Изменить стиль страницы

Мы с женой иногда страдаем бессонницей, когда наши умы донимают мелодии, которые повторяются много раз в голове, упорно и немилосердно, на всем протяжении ночи. Определенные мелодии являются особо вредными паразитами, например, «Masochism Tango» Тома Лерера. В этом нет како-либо большой заслуги мелодии (в отличие от слов, которые блестяще рифмованы), но от нее почти невозможно избавиться, стоит только ей засесть. Мы теперь договорились, что, если у нас в мозгу в течение дня сохраняется одна из опасных мелодий (Леннон и Маккартни — другие главные паразиты), мы ни в коем случае не будем петь или насвистывать их с приближением времени сна, из боязни заразить другого.

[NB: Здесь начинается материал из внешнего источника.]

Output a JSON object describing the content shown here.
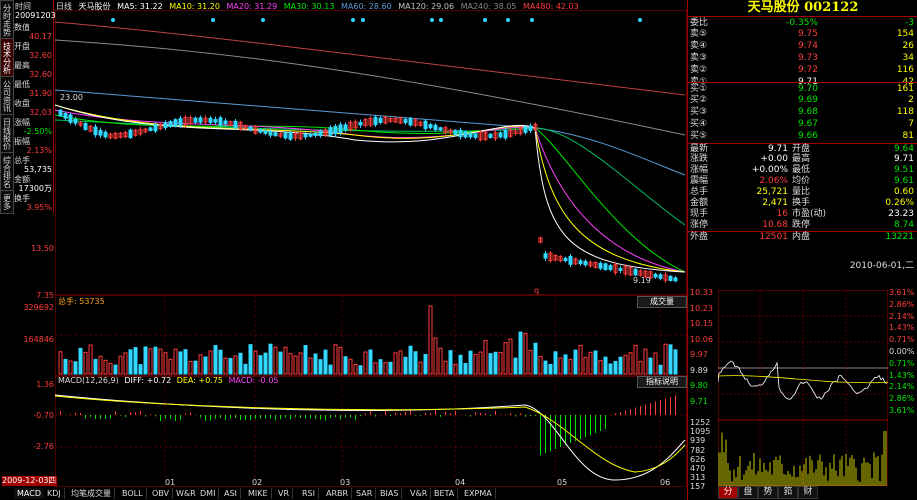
{
  "header": {
    "period": "日线",
    "name": "天马股份",
    "ma5": "MA5: 31.22",
    "ma10": "MA10: 31.20",
    "ma20": "MA20: 31.29",
    "ma30": "MA30: 30.13",
    "ma60": "MA60: 28.60",
    "ma120": "MA120: 29.06",
    "ma240": "MA240: 38.05",
    "ma480": "MA480: 42.03",
    "colors": {
      "bg": "#000000",
      "up": "#ff3c3c",
      "down": "#32d8ff",
      "grid": "#a00000"
    }
  },
  "left_tabs": [
    "分时走势",
    "技术分析",
    "公司资讯",
    "日线报价",
    "综合排名",
    "更多"
  ],
  "info_panel": {
    "time_label": "时间",
    "time_value": "20091203",
    "rows": [
      {
        "label": "数值",
        "value": "40.17"
      },
      {
        "label": "开盘",
        "value": "32.60"
      },
      {
        "label": "最高",
        "value": "32.60"
      },
      {
        "label": "最低",
        "value": "31.90"
      },
      {
        "label": "收盘",
        "value": "32.03"
      },
      {
        "label": "涨幅",
        "value": "-2.50%"
      },
      {
        "label": "振幅",
        "value": "2.13%"
      },
      {
        "label": "总手",
        "value": "53,735"
      },
      {
        "label": "金额",
        "value": "17300万"
      },
      {
        "label": "换手",
        "value": "3.95%"
      }
    ],
    "price_axis": [
      "13.50",
      "7.35"
    ],
    "vol_axis": [
      "329692",
      "164846"
    ],
    "macd_axis": [
      "1.36",
      "-0.70",
      "-2.76"
    ],
    "date_box": "2009-12-03四"
  },
  "kline": {
    "high_marker": "23.00",
    "low_marker": "9.19",
    "q_marker": "q"
  },
  "volume": {
    "label": "总手: 53735",
    "button": "成交量"
  },
  "macd": {
    "label": "MACD(12,26,9)",
    "diff": "DIFF: +0.72",
    "dea": "DEA: +0.75",
    "macd": "MACD: -0.05",
    "button": "指标说明"
  },
  "x_axis": [
    "01",
    "02",
    "03",
    "04",
    "05",
    "06"
  ],
  "bottom_tabs": [
    "MACD",
    "KDJ",
    "均笔成交量",
    "BOLL",
    "OBV",
    "W&R",
    "DMI",
    "ASI",
    "MIKE",
    "VR",
    "RSI",
    "ARBR",
    "SAR",
    "BIAS",
    "V&R",
    "BETA",
    "EXPMA"
  ],
  "quote": {
    "title": "天马股份 002122",
    "weibi": {
      "label": "委比",
      "value": "-0.35%",
      "diff": "-3"
    },
    "sells": [
      {
        "label": "卖⑤",
        "price": "9.75",
        "vol": "154"
      },
      {
        "label": "卖④",
        "price": "9.74",
        "vol": "26"
      },
      {
        "label": "卖③",
        "price": "9.73",
        "vol": "34"
      },
      {
        "label": "卖②",
        "price": "9.72",
        "vol": "116"
      },
      {
        "label": "卖①",
        "price": "9.71",
        "vol": "42"
      }
    ],
    "buys": [
      {
        "label": "买①",
        "price": "9.70",
        "vol": "161"
      },
      {
        "label": "买②",
        "price": "9.69",
        "vol": "2"
      },
      {
        "label": "买③",
        "price": "9.68",
        "vol": "118"
      },
      {
        "label": "买④",
        "price": "9.67",
        "vol": "7"
      },
      {
        "label": "买⑤",
        "price": "9.66",
        "vol": "81"
      }
    ],
    "stats": [
      {
        "l1": "最新",
        "v1": "9.71",
        "l2": "开盘",
        "v2": "9.64"
      },
      {
        "l1": "涨跌",
        "v1": "+0.00",
        "l2": "最高",
        "v2": "9.71"
      },
      {
        "l1": "涨幅",
        "v1": "+0.00%",
        "l2": "最低",
        "v2": "9.51"
      },
      {
        "l1": "震幅",
        "v1": "2.06%",
        "l2": "均价",
        "v2": "9.61"
      },
      {
        "l1": "总手",
        "v1": "25,721",
        "l2": "量比",
        "v2": "0.60"
      },
      {
        "l1": "金额",
        "v1": "2,471",
        "l2": "换手",
        "v2": "0.26%"
      },
      {
        "l1": "现手",
        "v1": "16",
        "l2": "市盈(动)",
        "v2": "23.23"
      },
      {
        "l1": "涨停",
        "v1": "10.68",
        "l2": "跌停",
        "v2": "8.74"
      },
      {
        "l1": "外盘",
        "v1": "12501",
        "l2": "内盘",
        "v2": "13221"
      }
    ],
    "date_line": "2010-06-01,二"
  },
  "mini": {
    "price_left": [
      "10.33",
      "10.23",
      "10.15",
      "10.06",
      "9.97",
      "9.89",
      "9.80",
      "9.71"
    ],
    "price_right": [
      "3.61%",
      "2.86%",
      "2.14%",
      "1.43%",
      "0.71%",
      "0.00%",
      "0.71%",
      "1.43%",
      "2.14%",
      "2.86%",
      "3.61%"
    ],
    "vol_left": [
      "1252",
      "1095",
      "939",
      "782",
      "626",
      "470",
      "313",
      "157"
    ],
    "tabs": [
      "分",
      "盘",
      "势",
      "筘",
      "财"
    ]
  }
}
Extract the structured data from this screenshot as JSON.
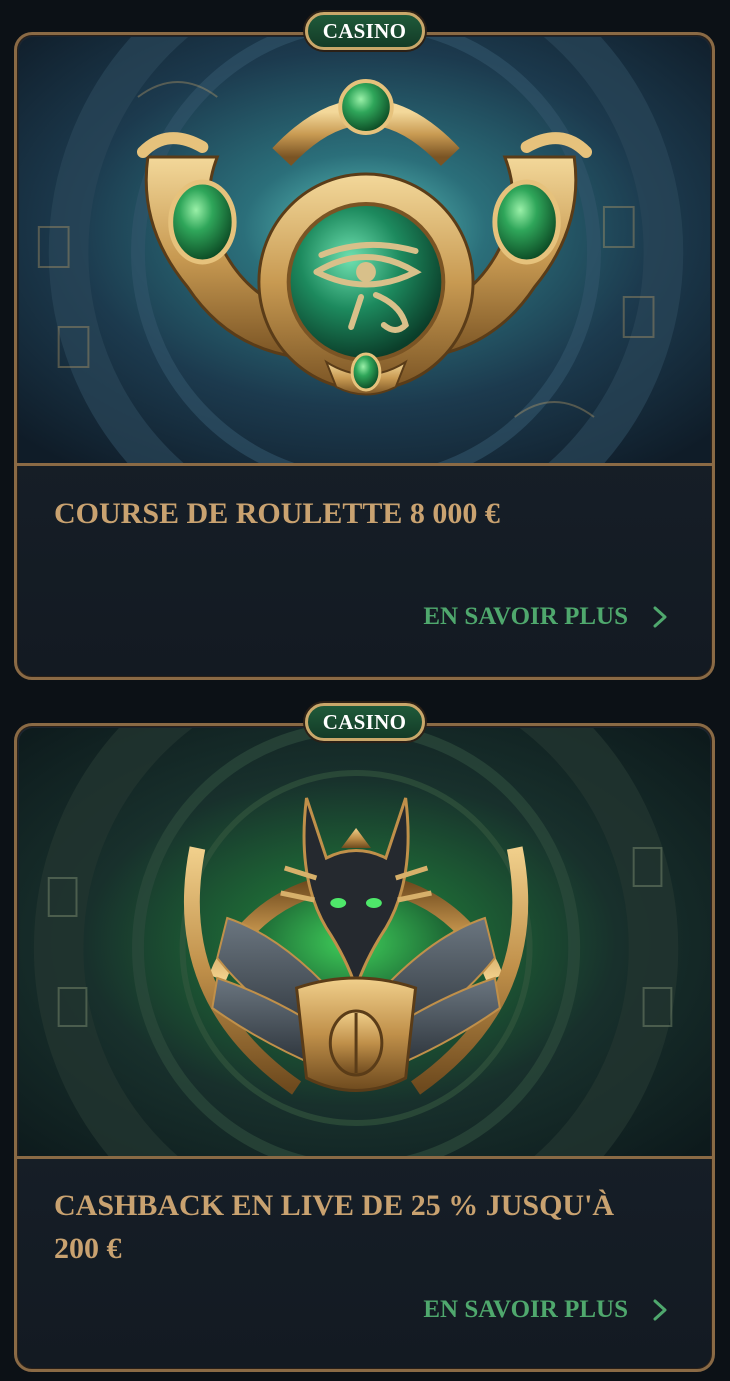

Это понятие, что мелодия в одном мозге может «заразить» другой мозг — тематика чистых мемов. То же самое может случиться, когда один бодрствует. Деннетт в «Опасной идее Дарвина» (1995) рассказал следующую историю:

На днях я был обеспокоен — встревожен — поймав себя на том, что на ходу сам себе напеваю мелодию. Это не была тема Гайдна, или Брамса, или Чарли Паркера, или даже Боба Дилана. Я энергично напевал: «It takes two to tango» — совершенно заунывный хит, от которого абсолютно нельзя избавиться, прилипающий к ушам как жевательная резинка, который был необъяснимо популярен где-то в 1950-х. Я уверен, что никогда в жизни не выбирал эту мелодию, высоко не ценил эту мелодию, и никогда не считал, что она была лучше, чем тишина, но это был ужасный музыкальный вирус, по крайней мере столь же живучий в мемофонде, как любая мелодия, которую я действительно ценю. И теперь, в довершение всего, я воскресил вирус во многих из вас, кто, несомненно, будет проклинать меня на днях, когда обнаружит, что напевает, впервые за более чем тридцать лет, эту надоедливую мелодию.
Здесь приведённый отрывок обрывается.